Hernias
What is a hernia?
A hernia is where bowel or fat pushes through a weak spot in the deep strong (fascia) layers of the abdominal wall. There are natural “weak spots” in the abdominal wall that are prone to developing hernias. These are commonly in the groin (inguinal and femoral) and the belly button (umbilicus). Previous surgery can also weaken the abdominal wall leading to a hernia (incisional).
There are various terms that are used to describe a hernia:
Reducible
A reducible hernia can be pushed back in. This is often easier to do when lying down and commonly comes back out again when standing or coughing
Irreducible or incarcerated
This is where the hernia is out and can not be pushed back in. This is not necessarily an emergency, particularly if the hernia just contains fat.
Strangulated
This is an emergency. If the hernia is irreducible and contains bowel there is a risk that the blood supply can be compromised. Strangulated hernias are typically very painful and will result in a bowel obstruction. If there is any concern about a strangulated hernia, urgent medical care is advised.
What are the common types of hernias?
Inguinal hernia
An inguinal hernia is the most common type of hernia and is more frequent in males. The inguinal canal is a longitudinal space within the muscles of the abdominal wall just above the groin. In males it contains all the structures that go to and from the testes and in females it contains the round ligament which connects to the uterus. Males are more likely to have a weakness at this point as the testes descend through the inguinal canal during development.
There are two types of inguinal hernias - indirect and direct. An indirect hernia is where the “weak spot” is at the deep ring, which is where all the structures to and from the testes (spermatic cord) traverses. A direct hernia is a weakness directly through one of the muscles just medial to the deep ring. The distinction between the two is at times for academic purposes as both are treated with the same operation and sometimes occur together.
Femoral Hernia
A femoral hernia is slightly lower down in the groin than an inguinal hernia and occurs next to the main blood vessels travelling in to the leg. Femoral hernias are more commonly seen in females. Most femoral hernias are recommended to undergo surgery as they have a higher risk of emergency complications if left untreated.
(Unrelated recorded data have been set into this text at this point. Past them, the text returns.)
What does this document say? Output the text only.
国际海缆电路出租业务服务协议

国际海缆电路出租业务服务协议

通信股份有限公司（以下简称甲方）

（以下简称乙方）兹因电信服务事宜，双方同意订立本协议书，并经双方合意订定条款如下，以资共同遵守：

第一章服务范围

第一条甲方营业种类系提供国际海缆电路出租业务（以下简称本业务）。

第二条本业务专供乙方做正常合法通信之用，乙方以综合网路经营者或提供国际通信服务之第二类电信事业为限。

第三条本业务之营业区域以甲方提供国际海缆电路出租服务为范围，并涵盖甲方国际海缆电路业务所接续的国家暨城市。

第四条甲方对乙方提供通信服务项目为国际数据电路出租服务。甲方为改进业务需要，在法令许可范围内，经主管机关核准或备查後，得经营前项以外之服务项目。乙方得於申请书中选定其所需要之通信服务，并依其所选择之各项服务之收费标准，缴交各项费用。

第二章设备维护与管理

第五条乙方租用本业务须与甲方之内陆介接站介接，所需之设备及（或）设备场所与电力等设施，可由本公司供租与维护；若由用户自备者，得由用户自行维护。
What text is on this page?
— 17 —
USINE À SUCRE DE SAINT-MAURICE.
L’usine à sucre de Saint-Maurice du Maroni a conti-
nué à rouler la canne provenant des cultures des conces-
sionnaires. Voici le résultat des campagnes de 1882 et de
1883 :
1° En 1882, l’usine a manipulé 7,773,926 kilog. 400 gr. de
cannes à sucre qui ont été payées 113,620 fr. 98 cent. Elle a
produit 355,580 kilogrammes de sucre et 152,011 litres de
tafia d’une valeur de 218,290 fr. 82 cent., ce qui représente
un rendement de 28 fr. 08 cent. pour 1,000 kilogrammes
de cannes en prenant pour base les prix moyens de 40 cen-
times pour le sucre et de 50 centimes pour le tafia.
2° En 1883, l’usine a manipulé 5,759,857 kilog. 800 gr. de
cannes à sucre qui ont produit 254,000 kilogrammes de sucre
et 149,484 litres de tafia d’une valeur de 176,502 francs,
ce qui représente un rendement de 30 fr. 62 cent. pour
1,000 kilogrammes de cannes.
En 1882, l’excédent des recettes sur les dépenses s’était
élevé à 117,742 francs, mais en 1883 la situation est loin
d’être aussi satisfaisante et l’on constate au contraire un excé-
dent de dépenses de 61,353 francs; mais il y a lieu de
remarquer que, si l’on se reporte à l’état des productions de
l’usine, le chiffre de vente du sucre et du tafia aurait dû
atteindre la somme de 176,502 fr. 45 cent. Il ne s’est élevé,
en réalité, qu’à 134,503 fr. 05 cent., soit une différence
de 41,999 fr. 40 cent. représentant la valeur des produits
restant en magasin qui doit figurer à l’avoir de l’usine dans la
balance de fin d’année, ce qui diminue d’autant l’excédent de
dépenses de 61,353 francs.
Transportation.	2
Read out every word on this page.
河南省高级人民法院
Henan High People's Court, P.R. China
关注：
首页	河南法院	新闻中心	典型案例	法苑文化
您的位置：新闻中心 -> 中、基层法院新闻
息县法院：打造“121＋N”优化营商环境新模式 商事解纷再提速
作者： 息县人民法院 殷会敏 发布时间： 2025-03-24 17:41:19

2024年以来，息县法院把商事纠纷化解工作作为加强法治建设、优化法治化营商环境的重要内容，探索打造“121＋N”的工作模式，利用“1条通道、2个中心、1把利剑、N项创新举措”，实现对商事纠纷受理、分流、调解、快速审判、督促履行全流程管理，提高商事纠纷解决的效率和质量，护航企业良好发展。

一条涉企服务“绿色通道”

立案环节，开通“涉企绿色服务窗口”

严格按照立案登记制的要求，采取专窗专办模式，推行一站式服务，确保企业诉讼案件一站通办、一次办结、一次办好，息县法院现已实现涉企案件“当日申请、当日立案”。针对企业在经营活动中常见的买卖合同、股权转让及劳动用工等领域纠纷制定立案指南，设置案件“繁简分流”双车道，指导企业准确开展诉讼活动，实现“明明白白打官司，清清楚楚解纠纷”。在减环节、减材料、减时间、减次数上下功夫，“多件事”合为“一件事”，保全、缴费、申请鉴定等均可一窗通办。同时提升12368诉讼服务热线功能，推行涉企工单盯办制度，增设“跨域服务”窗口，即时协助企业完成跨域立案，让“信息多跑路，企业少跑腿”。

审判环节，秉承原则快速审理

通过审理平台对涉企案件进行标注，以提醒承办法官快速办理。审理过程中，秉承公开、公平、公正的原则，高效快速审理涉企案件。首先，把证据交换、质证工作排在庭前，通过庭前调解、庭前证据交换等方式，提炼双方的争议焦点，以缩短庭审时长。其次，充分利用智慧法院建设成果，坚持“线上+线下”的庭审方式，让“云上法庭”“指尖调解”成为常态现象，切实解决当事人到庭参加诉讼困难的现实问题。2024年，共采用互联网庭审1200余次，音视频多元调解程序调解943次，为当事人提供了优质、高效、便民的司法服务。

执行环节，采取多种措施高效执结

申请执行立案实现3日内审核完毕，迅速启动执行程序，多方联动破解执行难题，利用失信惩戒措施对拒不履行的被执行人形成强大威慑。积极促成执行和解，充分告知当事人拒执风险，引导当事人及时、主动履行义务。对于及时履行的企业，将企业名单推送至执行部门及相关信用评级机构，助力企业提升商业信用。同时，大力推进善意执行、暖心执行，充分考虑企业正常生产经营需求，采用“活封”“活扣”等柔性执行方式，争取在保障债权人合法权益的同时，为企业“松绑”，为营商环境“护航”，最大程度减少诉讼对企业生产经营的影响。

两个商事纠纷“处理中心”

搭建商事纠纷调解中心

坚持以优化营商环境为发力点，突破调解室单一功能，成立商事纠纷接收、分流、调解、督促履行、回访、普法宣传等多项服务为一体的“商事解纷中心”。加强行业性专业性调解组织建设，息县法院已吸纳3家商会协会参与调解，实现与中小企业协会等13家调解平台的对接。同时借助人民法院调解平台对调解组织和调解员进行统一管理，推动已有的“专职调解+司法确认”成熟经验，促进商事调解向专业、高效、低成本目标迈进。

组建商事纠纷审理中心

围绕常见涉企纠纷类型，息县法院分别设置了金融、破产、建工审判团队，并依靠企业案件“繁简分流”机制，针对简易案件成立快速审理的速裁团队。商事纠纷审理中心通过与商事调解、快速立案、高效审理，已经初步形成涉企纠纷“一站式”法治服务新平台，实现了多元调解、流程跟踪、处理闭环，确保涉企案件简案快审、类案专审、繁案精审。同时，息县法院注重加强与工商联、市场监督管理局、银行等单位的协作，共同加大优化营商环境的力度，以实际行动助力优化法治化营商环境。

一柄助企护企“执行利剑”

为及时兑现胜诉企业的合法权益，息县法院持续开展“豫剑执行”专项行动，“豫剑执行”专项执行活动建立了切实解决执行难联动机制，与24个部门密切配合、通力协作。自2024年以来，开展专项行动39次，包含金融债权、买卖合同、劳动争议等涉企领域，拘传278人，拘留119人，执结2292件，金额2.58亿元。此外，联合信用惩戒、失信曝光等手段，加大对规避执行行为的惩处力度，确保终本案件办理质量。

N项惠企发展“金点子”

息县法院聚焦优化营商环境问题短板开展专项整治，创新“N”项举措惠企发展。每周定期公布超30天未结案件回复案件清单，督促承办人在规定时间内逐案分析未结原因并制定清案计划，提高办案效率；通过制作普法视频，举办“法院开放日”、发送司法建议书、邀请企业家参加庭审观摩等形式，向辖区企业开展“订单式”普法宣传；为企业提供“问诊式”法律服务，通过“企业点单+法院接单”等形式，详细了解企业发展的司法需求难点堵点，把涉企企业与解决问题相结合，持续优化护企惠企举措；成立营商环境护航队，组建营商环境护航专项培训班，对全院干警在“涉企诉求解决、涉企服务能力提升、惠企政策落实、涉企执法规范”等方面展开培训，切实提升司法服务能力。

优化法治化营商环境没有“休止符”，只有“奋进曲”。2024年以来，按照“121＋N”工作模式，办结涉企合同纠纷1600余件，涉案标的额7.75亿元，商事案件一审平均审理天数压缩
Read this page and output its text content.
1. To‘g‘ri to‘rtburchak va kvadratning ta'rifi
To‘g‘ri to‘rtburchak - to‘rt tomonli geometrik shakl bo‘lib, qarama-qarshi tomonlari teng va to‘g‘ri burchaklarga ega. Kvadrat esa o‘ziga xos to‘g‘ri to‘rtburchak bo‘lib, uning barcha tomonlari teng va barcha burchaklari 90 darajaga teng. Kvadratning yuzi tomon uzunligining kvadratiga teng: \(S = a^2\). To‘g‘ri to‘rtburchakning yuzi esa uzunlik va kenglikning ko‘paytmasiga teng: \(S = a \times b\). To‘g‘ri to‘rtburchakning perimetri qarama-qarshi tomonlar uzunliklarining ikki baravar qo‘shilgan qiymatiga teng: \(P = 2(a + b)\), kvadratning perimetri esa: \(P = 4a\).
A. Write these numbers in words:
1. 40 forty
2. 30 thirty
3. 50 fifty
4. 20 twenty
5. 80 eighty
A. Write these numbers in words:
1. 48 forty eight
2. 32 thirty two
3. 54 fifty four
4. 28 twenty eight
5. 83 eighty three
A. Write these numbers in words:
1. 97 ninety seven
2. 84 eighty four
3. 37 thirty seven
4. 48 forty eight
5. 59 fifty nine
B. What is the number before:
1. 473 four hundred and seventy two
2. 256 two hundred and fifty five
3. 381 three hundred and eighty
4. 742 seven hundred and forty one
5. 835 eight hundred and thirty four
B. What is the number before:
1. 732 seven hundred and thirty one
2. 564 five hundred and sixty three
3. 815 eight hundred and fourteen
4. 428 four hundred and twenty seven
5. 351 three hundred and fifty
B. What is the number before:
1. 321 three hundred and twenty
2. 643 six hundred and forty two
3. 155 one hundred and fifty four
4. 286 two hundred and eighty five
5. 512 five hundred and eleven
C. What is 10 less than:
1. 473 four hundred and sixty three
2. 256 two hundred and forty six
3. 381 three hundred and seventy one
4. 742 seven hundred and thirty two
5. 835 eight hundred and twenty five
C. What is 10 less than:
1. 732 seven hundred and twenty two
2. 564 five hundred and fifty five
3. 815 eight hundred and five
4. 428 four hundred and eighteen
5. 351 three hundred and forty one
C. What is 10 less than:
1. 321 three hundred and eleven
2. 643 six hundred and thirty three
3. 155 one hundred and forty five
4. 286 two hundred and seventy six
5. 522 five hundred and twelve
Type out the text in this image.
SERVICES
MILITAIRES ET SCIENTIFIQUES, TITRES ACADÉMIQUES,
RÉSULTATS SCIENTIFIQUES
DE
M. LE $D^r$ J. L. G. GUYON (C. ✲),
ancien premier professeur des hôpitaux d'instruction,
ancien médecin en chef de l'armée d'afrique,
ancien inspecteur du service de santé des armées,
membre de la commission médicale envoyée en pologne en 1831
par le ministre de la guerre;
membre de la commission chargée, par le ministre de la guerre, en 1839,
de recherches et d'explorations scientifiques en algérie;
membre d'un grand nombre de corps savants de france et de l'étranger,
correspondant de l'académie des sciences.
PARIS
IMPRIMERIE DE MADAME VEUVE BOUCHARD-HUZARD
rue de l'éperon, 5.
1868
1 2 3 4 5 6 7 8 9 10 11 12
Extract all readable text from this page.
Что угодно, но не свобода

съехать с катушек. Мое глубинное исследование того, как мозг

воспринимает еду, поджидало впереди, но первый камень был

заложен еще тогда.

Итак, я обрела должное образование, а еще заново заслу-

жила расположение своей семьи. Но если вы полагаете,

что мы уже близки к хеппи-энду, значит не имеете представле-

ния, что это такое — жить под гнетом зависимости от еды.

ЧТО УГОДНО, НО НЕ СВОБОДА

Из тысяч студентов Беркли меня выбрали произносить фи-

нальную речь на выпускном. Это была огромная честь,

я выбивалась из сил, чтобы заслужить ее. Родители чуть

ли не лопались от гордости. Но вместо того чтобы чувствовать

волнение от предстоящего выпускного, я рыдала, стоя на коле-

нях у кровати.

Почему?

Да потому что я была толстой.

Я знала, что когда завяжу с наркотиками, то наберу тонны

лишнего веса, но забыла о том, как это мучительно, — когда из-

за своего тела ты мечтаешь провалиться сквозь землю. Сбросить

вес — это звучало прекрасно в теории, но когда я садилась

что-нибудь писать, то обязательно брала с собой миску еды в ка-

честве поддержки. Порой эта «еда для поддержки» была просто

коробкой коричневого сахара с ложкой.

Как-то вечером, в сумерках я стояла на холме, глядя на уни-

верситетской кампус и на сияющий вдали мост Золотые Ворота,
Umbilical and Paraumbilical hernia
We all have a natural “weak spot” at the belly button (umbilicus). Hernias can be directly through the middle of the belly button creating an “outy” (umbilical hernia), or pushing off to one side creating a crescent shape umbilicus (paraumbilical). These hernias commonly just have a small amount of fat within them, though can occasionally involve bowel.
Epigastric hernia
An epigastric hernia can occur anywhere from the xiphisternum (bottom of the ribs) to the belly button (umbilicus). We all have a “weak spot” here where the two rectus muscles are joined together.
Incisional hernia
Any incision in the abdominal wall can weaken over time and create a hernia. The most common incision that leads to a hernia is in the midline (straight up and down the middle). Incisional hernias can range from very small (<1cm) to very large (>20cm). The repair of an incisional hernia can be very different depending on the size of the hernia.
What symptoms does a hernia cause?
The most common symptom of a hernia is a visible bulge. This is typically worse when standing and disappears when lying down.
Hernias at times can be painful, which is typically exacerbated by heavy lifting and exercise.
Less commonly a hernia can cause a complication such as a bowel obstruction or strangulation (see above). This is an emergency situation and requires urgent care.
What investigations are required?
Often nothing! Hernias are usually diagnosed on examination alone. If there is any doubt about the diagnosis or if it is a complex hernia, a scan may be required. This will usually be either an ultrasound or CT scan depending on the site of the hernia.
How is a hernia repaired?
A hernia will never disappear on it’s own. It will usually either stay the same or slowly increase in size over time.
The surgical repair of a hernia varies depending on the size and location. Small umbilical or epigastric hernias can sometimes be repaired with sutures. All other hernias will usually be repaired and reinforced with mesh. This significantly reduces the recurrence rate of the hernia.
In general terms there are two methods for repairing hernias, open or laparoscopic (keyhole). Both have their advantages and disadvantages. The choice of operation will be discussed with you during your consultation.
Is mesh safe?
YES! This is a very common question that we are asked, particularly with the recent attention with regards to use of mesh for gynaecological prolapse repair. Mesh has been used for hernia repairs for many decades and has proven to be safe. For most hernias a simple suture repair without mesh has an unacceptably high recurrence rate. This rate is significantly reduced with the use of mesh.
Mesh is an inert substance that your body will not “reject”. The mesh is designed to promote scarring (fibrosis) which is ultimately what provides the long term strength of the repair. There are various types of meshes that can be used and tailored to the specific operation.